Senyawa antimikroba ini mampu menghasilkan lingkungan yang sesuai untuk reproduksi nematoda dan bakteri simbionnya sehingga mampu menurunkan dan mengeliminasi populasi mikroorganisme lain yang berkompetisi mendapatkan sumber makanan di dalam serangga mati. Keadaan demikian memungkinkan nematoda entomopatogen menyelesaikan siklus perkembangannya dan meminimalkan terjadinya pembusukan serangga inangnya. Faktor penentu patogenisitas nematoda entomopatogen terletak pada bakteri mutualistiknya yaitu dengan diproduksinya toksin intraseluler dan ekstraseluler yang dihasilkan bakteri dalam waktu 24-48 jam.
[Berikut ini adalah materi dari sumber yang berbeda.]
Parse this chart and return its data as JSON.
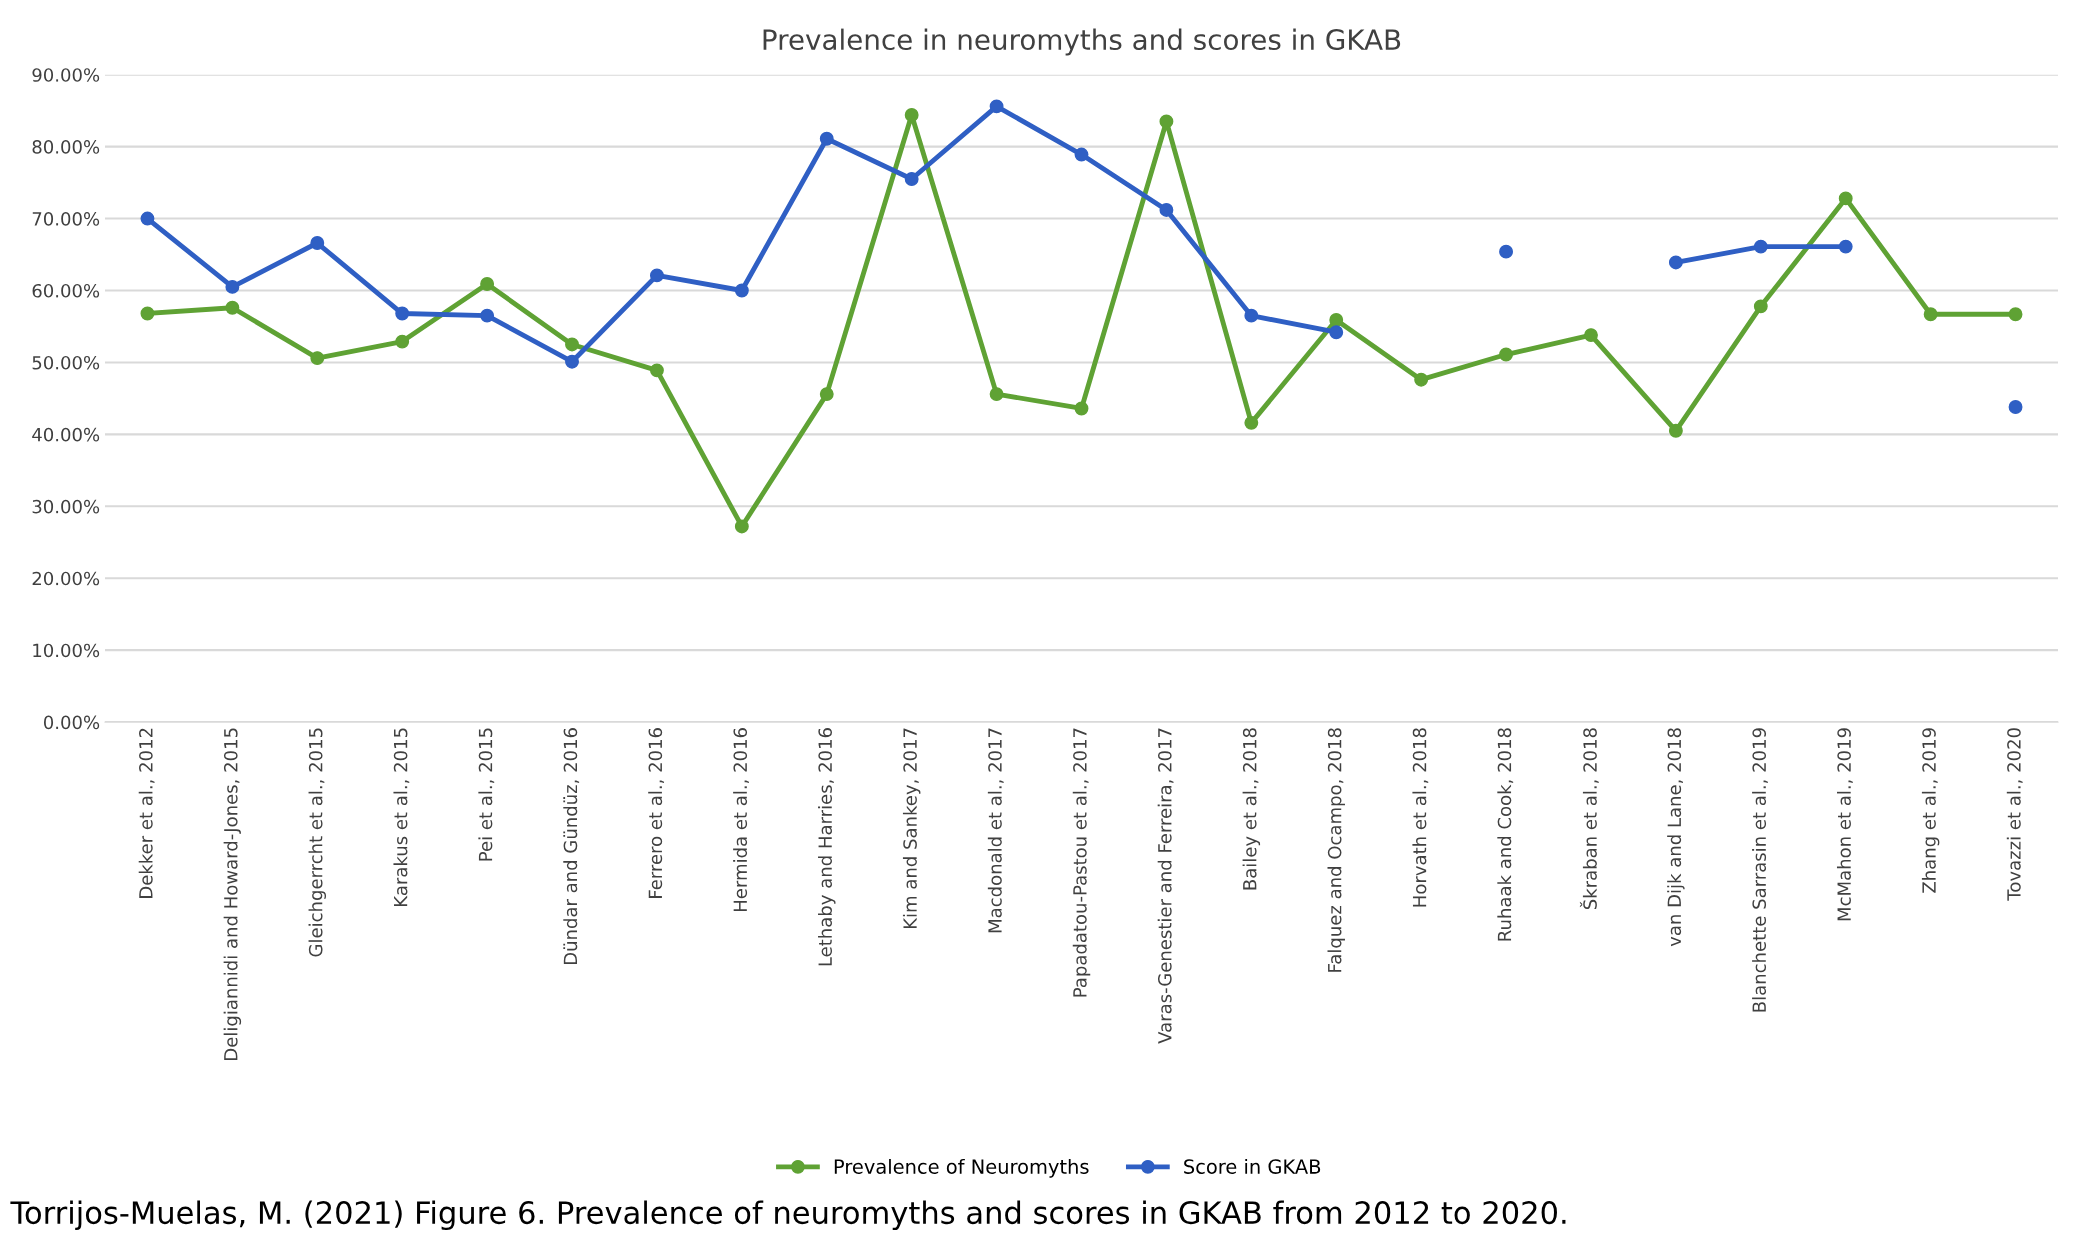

Pada praktikum ini, pemerangkapan dan pembiakan Steinernema dilakukan secara in vitro dan in vivo untuk membandingkan keefektifan dua media pada kedua cara tersebut. Secara in vitro digunakan media semi padat buatan yaitu makanan anjing (dog food) dan secara in vivo digunakan serangga umpan larva kumbang Tenebrio molitor (ulat hongkong).

Menurut Gaugler & Kaya (1990), prinsip dari pembiakan massal nematoda entomopatogen secara in vitro adalah kandungan nutrisi media harus memenuhi kebutuhan nutrisi nematoda dan bakteri seperti karbohidrat, protein dan lemak, kemudian media tersebut diperlakukan sedemikian rupa sehingga suhu dan kelembabannya sesuai bagi kehidupan nematoda. Disamping itu keaseptisan media juga perlu dijaga agar tidak terjadi kontaminasi oleh bakteri asing atau jamur yang dapat menurunkan produktivitas nematoda.

Ulat hongkong  (Tenebrio molitor) adalah serangga ordo Coleoptera yang merupakan salah satu inang dari nematoda entomopatogen. Nematoda Steinernema diambil dari tanah dengan menempatkan serangga umpan pada tanah kemudian ditunggu beberapa hari untuk dipindahkan cawan petri sampai 3-4 hari, kemudian setelah itu dipindah pada stoples berisi air untuk kemudian diamati ekstraksi.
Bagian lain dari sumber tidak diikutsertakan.